Brutta cosa la mediocrità!
Se uno è mediocre non riesce a essere autorevole. Un mediocre non provocherà mai entusiasmo in chi l’ascolta! Un mediocre non ricercherà la soluzione a un problema ma vorrà trovare la soluzione a tutti i problemi. Un mediocre cerca sempre di inserire i dati in suo possesso in una ‘struttura’ rigida per elaborarli, senza accorgersi che la struttura, posto che sia completa e solo Dio può saperlo, risulta più complicata del problema da risolvere.
Un mediocre vuole ‘lasciare il segno’ ma per ottenerlo deve necessariamente ‘imporlo’, essere autoritario poichè autorevole non è!
In Europa in questi ultimi anni è calata una fitta coltre di mediocrità nella classe dirigente, che oltre ad arricchirsi oltremodo ha l’obbiettivo di distruggere potenziali concorrenti al potere. E’ noto infatti che un mediocre non lascerà filtrare nella ‘sua classe’ se non mediocri come lui per timore di essere ‘disimmunizzato’ e rimosso. Un mediocre, avendo solamente idee mediocri, si appoggerà su slogan (anch’essi mediocri) propedeutici alle distopìe così care ai complottisti come me!
Ed ecco che pur di eleggere donne in posizioni apicali di potere per via della mediocre idea di ‘inclusività’ e ‘pari oppurtunità’ che si sta formando in Europa ci ritroviamo con una ‘potenziale galeotta’ (condannata in via definitiva dal tribunale dei Ministri di Parigi nel 2016) a capo della Banca Centrale Europea, una sospettata e indagata per corruzione a capo della Commissione UE (ovvero il governo d’Europa a maggiornaza socialdemocratica) e una sostituta presidente del Parlamento Europeo poichè l’originale è stata incarcerata qualche mese fa per corruzione.
Ora i popoli europei si stanno accorgendo che il modo di operare di questi tutt’altro che autorevoli personaggi è palesemente eversivo. Le direttive cosiddette ‘green’ per esempio non sono supportate da nulla di scientifico: sono scelte di potere di pochi imposte per mero tornaconto personale. I conteggi presentati dall’Organizzazione delle Nazioni Unite sul riscaldamento globale sono errati: non tengono conto della legge di conservazione dell’energia, ed è su questi conteggi sbagliati che si basano le politiche dei personaggi verdi d’EU, quantomeno una laureata in fisica dovrebbe vedere l’errore immediatamente! Non solo, dal 1985 sono stati eliminati i cosiddetti ‘gas serra’ ritenuti a ragione colpevoli dell’assottigliamento dello strato di ozono tanto da far richiudere, o quasi, il ‘buco’, ma ora il problema, secondo questi ‘scienzisti’ dell’ultim’ora, è l’anidride carbonica che ognuno di noi produce, gas nemmeno tossico ma al contrario indispensabile per la vita. Forse è questo il modo elaborato in molti decenni per tassare l’aria che respiriamo…!
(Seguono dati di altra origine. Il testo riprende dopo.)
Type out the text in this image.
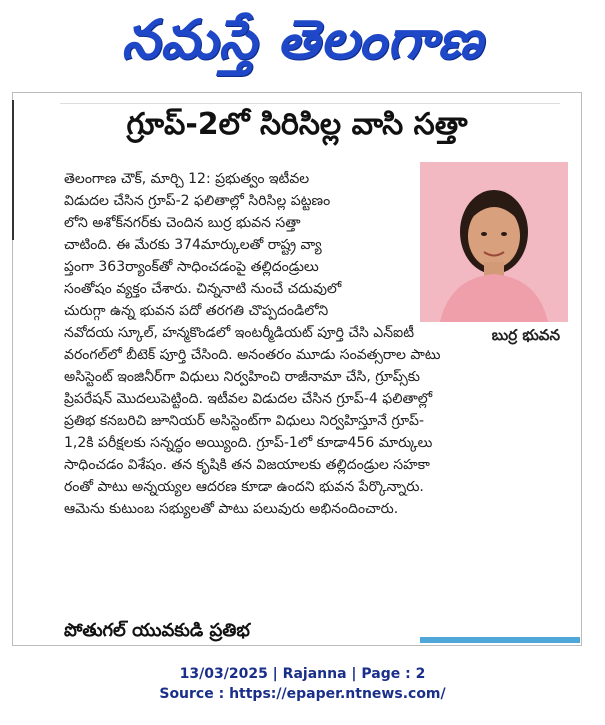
నమస్తే తెలంగాణ
గ్రూప్-2లో సిరిసిల్ల వాసి సత్తా
బుర్ర భువన
తెలంగాణ చౌక్, మార్చి 12: ప్రభుత్వం ఇటీవల
విడుదల చేసిన గ్రూప్-2 ఫలితాల్లో సిరిసిల్ల పట్టణం
లోని అశోక్‌నగర్‌కు చెందిన బుర్ర భువన సత్తా
చాటింది. ఈ మేరకు 374మార్కులతో రాష్ట్ర వ్యా
ప్తంగా 363ర్యాంక్‌తో సాధించడంపై తల్లిదండ్రులు
సంతోషం వ్యక్తం చేశారు. చిన్ననాటి నుంచే చదువులో
చురుగ్గా ఉన్న భువన పదో తరగతి చొప్పదండిలోని
నవోదయ స్కూల్, హన్మకొండలో ఇంటర్మీడియట్ పూర్తి చేసి ఎన్ఐటీ
వరంగల్‌లో బీటెక్ పూర్తి చేసింది. అనంతరం మూడు సంవత్సరాల పాటు
అసిస్టెంట్ ఇంజినీర్‌గా విధులు నిర్వహించి రాజీనామా చేసి, గ్రూప్స్‌కు
ప్రిపరేషన్ మొదలుపెట్టింది. ఇటీవల విడుదల చేసిన గ్రూప్-4 ఫలితాల్లో
ప్రతిభ కనబరిచి జూనియర్ అసిస్టెంట్‌గా విధులు నిర్వహిస్తూనే గ్రూప్-
1,2కి పరీక్షలకు సన్నద్ధం అయ్యింది. గ్రూప్-1లో కూడా456 మార్కులు
సాధించడం విశేషం. తన కృషికి తన విజయాలకు తల్లిదండ్రుల సహకా
రంతో పాటు అన్నయ్యల ఆదరణ కూడా ఉందని భువన పేర్కొన్నారు.
ఆమెను కుటుంబ సభ్యులతో పాటు పలువురు అభినందించారు.
పోతుగల్ యువకుడి ప్రతిభ
13/03/2025 | Rajanna | Page : 2
Source : https://epaper.ntnews.com/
Nessuno ha coraggio di dire le cose come stanno: hanno spaventato a morte milioni di persone per un’influenza creata nei loro stessi laboratori, hanno obbligato la maggior parte dei popoli anche con l’inganno a sperimentare un siero arricchendosi e proteggendosi vicendevolmente ma ora il siero sta provocando un’epidemia globale di ‘malori improvvisi’ e altre amenità: un depopolamento che tutti fingono di non vedere e di cui non è consentito parlare, anzi va nascosto a tutti i costi! Anche partecipando a una guerra che tutti detestano ma che rende montagne di denaro a chi la sostiene.
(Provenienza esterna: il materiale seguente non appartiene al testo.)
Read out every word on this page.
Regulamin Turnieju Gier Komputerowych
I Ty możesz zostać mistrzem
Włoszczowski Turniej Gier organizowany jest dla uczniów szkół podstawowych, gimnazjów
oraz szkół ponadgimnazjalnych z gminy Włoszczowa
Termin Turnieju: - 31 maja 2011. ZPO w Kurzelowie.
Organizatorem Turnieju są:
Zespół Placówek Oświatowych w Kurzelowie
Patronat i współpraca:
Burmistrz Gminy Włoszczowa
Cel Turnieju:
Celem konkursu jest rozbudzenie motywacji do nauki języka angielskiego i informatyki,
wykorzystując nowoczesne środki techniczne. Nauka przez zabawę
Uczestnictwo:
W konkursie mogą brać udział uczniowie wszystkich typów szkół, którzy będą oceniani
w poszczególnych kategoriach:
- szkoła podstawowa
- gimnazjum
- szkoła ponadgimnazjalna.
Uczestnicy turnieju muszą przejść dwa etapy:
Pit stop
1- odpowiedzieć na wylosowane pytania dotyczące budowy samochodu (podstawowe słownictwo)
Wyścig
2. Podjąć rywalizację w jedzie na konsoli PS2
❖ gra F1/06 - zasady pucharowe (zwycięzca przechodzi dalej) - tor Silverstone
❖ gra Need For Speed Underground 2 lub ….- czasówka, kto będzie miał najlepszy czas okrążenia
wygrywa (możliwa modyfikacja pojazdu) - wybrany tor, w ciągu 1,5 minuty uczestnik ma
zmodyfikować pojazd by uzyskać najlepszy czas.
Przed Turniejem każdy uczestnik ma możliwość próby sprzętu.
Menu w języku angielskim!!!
A tutto questo si aggiungano sanzioni che colpiscono più i popoli d’Europa che le nazioni a cui sono dirette. I costi salgono e l’inflazione creata ad hoc regna incontrastata… E qui l’idea galeotta della BCE di alzare il costo del denaro all’estremo per contenere l’inflazione provocata da loro stessi con la guerra… Così loro non devono pagare per i disastri che provocano: lo facciamo noi! Facile fare i culattoni col culo degli altri! Dalle mie parti operazioni del genere sono considerate eversione. E interferenze così pesanti di potenze straniere in territorio italiano sono gravi reati per la nostra Costituzione.
Ma noi, mediocri popolani complottisti, cosa possiamo fare?
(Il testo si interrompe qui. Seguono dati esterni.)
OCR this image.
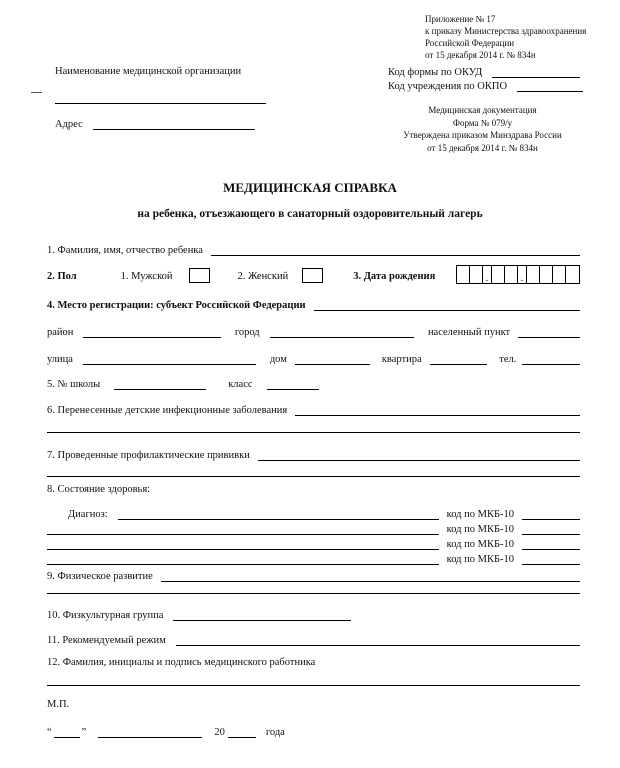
Приложение № 17
к приказу Министерства здравоохранения
Российской Федерации
от 15 декабря 2014 г. № 834н
Наименование медицинской организации	Код формы по ОКУД
Код учреждения по ОКПО
Адрес
Медицинская документация
Форма № 079/у
Утверждена приказом Минздрава России
от 15 декабря 2014 г. № 834н
МЕДИЦИНСКАЯ СПРАВКА
на ребенка, отъезжающего в санаторный оздоровительный лагерь
1. Фамилия, имя, отчество ребенка
2. Пол	1. Мужской	2. Женский	3. Дата рождения	.	.
4. Место регистрации: субъект Российской Федерации
район	город	населенный пункт
улица	дом	квартира	тел.
5. № школы	класс
6. Перенесенные детские инфекционные заболевания
7. Проведенные профилактические прививки
8. Состояние здоровья:
Диагноз:	код по МКБ-10
код по МКБ-10
код по МКБ-10
код по МКБ-10
9. Физическое развитие
10. Физкультурная группа
11. Рекомендуемый режим
12. Фамилия, инициалы и подпись медицинского работника
М.П.
“	”	20	года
Non molto ma POSSIAMO RECARCI IN COMUNE, ALL’UFFICIO SEGRETERIA, PER FIRMARE IN FAVORE DEI REFERENDUM CHE VOGLIONO ABOLIRE GLI INVII DI ARMI IN UKRAINA.
Forse non si farà nessun referendum ma se le firme saranno milioni daremo un forte segnale non solo al Governo italiano ma anche ai criminali europei che vogliono a tutti i costi tenere in piedi una guerra che hanno già perso, da quanto sono mediocri!